I’m gonna go with stooge. Certainly in Bev’s hip pocket as Siemens continues to try to carve out a business model in the Carolinas which is largely dependent on public sector support. You know, sell light rail infrastructure and cars to dopey public transit systems; repair, build, and maintain physical plant for quasi-governmental publicly regulated utilities; get taxpayers to pick the costs of job training, that sorta thing. Anyway to the propganda:

Gov. Bev Perdue issued a call for help Monday. Flanked by some of the biggest employers in the Charlotte region, she warned current budget proposals could be detrimental to education.

“The budget that’s being suggested and proposed right now in Raleigh is doing some generational damage,” said Perdue. … “That is the result is a lack of about a billion dollars in revenue, which is equates to the firing or laying off of 25,000 educational personnel,” said Perdue. … “Education in the workforce is the number one issue for us in Siemens and probably for every company looking to hire people,” said Mark Pringle, the Charlotte manager of Siemens. “We need more support and we’d like to see more funding.”

Three hundred people have been hired at Siemens Energy since January as a part of its expansion, with 300 more jobs expected to be filled by the end of the year. Pringle says while there’s a demand for the jobs, the high school level test given to applicants shows fewer people are qualified.

“Of maybe those 2,000 applicants we might get 200 that pass the test,” he said. “So it’s a challenge and maybe a wake up call that we need to do a better job of educating our folks for a secondary education.”

No, Mark, maybe it is a wake up call that your Siemens op is too cheap to pay enough to get smarter applicants and want taxpayers to make up the difference.

Meanwhile, Branch Manager Hood pink-slipped the absurd jobs talk that surrounds the state budget:

In the real world, there is no conceivable way that the Republicans’ $19.1 billion General Fund budget would result in 30,000 state and local employees losing their jobs. None. Nor would Perdue’s $19.9 billion budget save 30,000 government jobs. Not even close.

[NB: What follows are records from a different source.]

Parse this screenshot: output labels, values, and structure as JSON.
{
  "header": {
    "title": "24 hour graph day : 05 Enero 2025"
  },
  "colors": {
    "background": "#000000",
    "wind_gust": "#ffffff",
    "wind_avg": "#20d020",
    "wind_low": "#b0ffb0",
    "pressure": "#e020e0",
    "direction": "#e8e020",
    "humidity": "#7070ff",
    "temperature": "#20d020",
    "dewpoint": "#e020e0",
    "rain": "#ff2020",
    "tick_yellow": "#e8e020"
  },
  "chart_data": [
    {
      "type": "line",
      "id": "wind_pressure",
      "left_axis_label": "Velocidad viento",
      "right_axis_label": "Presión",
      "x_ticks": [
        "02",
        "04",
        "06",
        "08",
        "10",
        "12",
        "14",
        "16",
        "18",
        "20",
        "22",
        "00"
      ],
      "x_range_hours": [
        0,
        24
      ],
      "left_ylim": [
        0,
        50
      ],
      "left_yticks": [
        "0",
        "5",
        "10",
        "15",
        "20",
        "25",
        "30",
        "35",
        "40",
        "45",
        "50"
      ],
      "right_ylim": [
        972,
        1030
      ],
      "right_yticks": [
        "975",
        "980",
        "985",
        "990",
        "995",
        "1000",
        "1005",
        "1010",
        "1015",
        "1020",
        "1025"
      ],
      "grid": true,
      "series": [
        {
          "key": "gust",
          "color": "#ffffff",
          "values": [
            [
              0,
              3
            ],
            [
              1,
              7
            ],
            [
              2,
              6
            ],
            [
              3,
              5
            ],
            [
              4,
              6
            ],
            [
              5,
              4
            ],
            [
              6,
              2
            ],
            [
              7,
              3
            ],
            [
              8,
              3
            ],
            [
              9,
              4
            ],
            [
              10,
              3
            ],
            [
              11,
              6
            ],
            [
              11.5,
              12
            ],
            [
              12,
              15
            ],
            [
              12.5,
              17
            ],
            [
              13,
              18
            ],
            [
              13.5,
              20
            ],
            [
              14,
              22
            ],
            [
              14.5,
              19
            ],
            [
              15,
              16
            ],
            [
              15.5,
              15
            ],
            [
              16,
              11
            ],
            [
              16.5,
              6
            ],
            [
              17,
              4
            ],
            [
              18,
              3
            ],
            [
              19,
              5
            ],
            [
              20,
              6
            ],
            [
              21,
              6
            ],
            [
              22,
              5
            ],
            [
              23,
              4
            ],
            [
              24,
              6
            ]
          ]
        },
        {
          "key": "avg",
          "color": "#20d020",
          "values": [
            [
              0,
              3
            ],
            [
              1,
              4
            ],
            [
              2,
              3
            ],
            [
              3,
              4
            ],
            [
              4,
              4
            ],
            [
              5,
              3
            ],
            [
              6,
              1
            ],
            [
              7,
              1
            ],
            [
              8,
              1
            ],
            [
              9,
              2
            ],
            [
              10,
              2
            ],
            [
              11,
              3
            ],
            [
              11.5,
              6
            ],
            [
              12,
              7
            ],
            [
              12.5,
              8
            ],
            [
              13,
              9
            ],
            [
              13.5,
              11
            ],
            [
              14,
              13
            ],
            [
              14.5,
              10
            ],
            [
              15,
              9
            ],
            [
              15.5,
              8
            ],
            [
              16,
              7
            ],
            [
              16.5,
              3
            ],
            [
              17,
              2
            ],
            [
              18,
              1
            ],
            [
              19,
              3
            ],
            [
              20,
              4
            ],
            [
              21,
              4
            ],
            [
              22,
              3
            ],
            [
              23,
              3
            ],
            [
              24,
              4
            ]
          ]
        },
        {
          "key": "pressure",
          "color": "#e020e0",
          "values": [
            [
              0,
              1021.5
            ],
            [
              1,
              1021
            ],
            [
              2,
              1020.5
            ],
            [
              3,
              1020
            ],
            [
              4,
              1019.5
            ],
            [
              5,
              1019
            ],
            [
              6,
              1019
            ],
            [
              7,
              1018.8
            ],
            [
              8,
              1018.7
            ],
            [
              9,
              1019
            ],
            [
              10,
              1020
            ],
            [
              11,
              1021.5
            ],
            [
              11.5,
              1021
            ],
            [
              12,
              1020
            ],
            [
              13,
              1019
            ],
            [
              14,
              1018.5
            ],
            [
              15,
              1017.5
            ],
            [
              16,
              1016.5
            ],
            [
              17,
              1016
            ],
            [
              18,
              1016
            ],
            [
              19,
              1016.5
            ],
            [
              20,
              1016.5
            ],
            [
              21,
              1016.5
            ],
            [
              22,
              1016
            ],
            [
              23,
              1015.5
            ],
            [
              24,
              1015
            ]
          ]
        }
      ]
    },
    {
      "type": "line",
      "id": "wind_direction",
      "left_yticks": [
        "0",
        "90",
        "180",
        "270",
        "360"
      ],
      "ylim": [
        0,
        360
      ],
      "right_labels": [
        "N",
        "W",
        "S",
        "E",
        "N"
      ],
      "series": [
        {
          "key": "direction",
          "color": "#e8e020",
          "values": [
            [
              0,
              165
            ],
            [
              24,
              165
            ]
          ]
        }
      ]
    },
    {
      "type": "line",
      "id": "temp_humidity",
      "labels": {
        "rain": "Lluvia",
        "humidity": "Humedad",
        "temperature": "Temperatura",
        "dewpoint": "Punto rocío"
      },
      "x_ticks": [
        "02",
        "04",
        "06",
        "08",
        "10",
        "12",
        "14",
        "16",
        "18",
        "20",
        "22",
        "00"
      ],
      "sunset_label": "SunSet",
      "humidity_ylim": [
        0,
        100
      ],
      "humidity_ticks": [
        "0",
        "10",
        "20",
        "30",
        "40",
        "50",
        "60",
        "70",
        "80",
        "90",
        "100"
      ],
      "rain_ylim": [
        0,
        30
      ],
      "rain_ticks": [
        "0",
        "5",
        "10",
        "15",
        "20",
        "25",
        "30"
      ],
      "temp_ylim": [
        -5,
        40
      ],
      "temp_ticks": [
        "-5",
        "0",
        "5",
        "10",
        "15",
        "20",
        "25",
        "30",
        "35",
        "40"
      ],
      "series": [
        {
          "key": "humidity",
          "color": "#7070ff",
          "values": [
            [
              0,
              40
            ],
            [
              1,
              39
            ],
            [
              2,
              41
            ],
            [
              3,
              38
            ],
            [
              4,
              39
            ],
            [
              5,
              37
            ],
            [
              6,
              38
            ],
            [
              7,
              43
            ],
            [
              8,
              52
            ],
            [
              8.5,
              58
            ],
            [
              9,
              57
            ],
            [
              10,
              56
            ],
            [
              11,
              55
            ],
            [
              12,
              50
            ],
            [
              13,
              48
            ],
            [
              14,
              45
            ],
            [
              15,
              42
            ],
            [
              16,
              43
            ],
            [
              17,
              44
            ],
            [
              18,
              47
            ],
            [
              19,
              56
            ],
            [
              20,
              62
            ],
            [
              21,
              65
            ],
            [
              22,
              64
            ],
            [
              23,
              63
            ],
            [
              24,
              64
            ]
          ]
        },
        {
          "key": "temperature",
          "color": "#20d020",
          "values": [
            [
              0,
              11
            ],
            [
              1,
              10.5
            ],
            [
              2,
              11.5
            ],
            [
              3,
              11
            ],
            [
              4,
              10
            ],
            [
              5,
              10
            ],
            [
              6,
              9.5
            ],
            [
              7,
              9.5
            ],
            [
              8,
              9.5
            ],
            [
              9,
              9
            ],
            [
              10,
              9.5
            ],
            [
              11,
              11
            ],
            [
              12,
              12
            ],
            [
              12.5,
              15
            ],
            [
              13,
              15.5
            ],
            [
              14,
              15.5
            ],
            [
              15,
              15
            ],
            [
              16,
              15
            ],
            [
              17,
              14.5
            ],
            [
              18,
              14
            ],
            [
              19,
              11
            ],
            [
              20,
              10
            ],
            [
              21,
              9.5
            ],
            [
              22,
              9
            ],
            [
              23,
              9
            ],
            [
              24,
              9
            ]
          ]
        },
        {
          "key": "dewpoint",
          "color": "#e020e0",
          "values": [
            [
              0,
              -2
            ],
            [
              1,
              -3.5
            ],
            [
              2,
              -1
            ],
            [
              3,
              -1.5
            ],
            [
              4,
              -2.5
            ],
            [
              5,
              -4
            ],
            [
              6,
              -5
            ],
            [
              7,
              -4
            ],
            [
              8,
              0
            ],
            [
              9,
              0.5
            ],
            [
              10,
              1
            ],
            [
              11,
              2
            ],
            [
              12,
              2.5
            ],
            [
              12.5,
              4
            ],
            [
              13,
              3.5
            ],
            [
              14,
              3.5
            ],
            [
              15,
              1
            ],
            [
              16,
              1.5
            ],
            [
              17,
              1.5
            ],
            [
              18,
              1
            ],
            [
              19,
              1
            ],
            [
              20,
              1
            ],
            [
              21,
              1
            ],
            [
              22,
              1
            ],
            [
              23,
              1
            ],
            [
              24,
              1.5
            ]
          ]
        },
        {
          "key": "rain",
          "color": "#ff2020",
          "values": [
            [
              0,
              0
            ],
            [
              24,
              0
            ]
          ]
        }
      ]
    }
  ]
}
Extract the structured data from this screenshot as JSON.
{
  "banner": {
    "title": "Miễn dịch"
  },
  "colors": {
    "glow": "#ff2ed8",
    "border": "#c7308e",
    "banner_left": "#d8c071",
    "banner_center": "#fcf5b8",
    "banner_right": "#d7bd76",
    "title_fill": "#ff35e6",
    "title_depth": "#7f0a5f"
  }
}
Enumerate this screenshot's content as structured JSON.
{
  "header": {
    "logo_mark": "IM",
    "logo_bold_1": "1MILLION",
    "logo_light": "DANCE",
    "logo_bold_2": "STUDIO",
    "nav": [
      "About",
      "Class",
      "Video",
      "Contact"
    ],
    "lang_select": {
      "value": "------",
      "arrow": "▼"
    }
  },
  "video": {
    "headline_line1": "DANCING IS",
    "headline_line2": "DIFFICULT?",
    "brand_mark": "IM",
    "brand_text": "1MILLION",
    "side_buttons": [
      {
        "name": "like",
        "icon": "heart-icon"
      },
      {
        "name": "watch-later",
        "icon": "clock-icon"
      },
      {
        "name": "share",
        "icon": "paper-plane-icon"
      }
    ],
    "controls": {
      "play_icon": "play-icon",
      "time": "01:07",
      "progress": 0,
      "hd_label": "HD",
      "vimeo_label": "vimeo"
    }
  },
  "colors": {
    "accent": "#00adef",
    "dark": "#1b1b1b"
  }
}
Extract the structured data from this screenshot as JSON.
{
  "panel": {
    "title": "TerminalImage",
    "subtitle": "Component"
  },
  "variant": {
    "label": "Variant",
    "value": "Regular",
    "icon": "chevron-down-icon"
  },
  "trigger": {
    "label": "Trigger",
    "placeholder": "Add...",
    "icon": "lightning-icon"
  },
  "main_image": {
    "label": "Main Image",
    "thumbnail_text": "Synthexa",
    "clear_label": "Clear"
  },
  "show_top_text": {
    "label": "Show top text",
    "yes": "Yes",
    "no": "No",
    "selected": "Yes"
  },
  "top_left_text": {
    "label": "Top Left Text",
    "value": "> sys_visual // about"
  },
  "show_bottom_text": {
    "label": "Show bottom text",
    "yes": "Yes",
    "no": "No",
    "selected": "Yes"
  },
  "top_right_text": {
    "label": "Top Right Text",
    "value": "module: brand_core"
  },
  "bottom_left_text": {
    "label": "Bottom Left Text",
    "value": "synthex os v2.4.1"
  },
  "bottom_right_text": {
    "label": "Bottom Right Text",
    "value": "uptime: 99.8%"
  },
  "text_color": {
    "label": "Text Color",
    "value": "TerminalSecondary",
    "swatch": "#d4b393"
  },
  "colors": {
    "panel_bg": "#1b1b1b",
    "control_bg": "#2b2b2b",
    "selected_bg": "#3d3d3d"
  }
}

How did the governor concoct such a ludicrous claim? As far as I can tell, she and her staff began with some questionable assumptions, then mixed up the terms “positions lost” and “layoffs,” then forgot to subtract the positions eliminated in her own budget plan, and then forgot to subtract an estimate of private jobs created by the Republican plan, which includes lower income and sales tax rates.

That’s how Perdue turned what is likely a modest positive number -– the net short-term effect of the GOP budget on North Carolina employment –- into a massive negative number. It was a prodigious feat of political calculation, though a colossal failure of economic miscalculation.

In the end the Perdue-Pringle formula is nothing more than enshiring public sector spending as the well-spring and yardstick for economic health. If you believe that, I’ve got a gas turbine I’d like to sell you.